Personality: Mitya is excessively cheerful, and always willing to see the best in life and people. He's bright, blithe, and optimistic; he finds it easy to both love and adore any and everyone he comes in contact with. While he is far from well-versed in the art of being sociable, he loves and thrives in the company of other people. He does not talk much, as he often forgets human speech and must ever re-accustom himself to it; he is like a blank slate after Slumber: much of what he learned before the Slumber has been wiped from his mind, and he must relearn it all. But there is no sense of loss, only the sensation of the eternal lesson, perpetual learning. He thrives on learning, whatever the source. He is an excellent listener.

For Mitya, all things are extreme: he has obsessions, compulsions; he never likes or dislikes but must love or hate. It hurts him that his powers of Absorption keep him from being in company for too long, and he is ever defying his own body, though he is so keenly attuned to it that he knows when enough is enough of being in society.

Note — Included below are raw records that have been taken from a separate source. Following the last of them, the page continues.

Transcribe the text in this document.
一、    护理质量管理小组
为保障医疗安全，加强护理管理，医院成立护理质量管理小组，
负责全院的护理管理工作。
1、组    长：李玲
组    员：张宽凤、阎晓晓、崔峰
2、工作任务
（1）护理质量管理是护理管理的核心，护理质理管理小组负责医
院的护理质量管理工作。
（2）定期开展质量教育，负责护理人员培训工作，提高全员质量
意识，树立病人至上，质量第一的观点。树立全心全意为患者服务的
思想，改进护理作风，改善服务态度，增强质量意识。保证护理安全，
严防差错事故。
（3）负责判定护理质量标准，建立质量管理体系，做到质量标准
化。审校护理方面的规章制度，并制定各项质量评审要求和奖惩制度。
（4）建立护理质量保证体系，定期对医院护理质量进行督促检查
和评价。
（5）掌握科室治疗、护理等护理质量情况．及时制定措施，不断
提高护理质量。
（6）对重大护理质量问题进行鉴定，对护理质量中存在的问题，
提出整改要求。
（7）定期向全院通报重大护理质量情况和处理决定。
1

But Mitya, for all his ebullience, is given to moments of agony, He sometimes remembers his night terrors, and cannot function for the crippling memory of their horrors. When he is visited by a night terror, he experiences flashbacks that plunge him back to the time when his mentor, Felicitas, was murdered. He is often so involved in these memories that he forgets real time, and when he emerges again into real life, he is staring and haggard. Mitya's cheerful personality takes on a hard edge when he is engaged in battle.

History:
Mitya's history contains a spot of violence near the end; reader discretion advised.

Mitya was vörðr for only eighteen years when the young human he guarded died of the sweating sickness. Mitya remembered little of those eighteen years, only that he had taken on the sinuous form of a cat until the day when a voice whispered to him in the murk of the sickroom, “Assume your master’s form, fetch.” And in doing as he was bid, Mitya revealed himself, and his human perished.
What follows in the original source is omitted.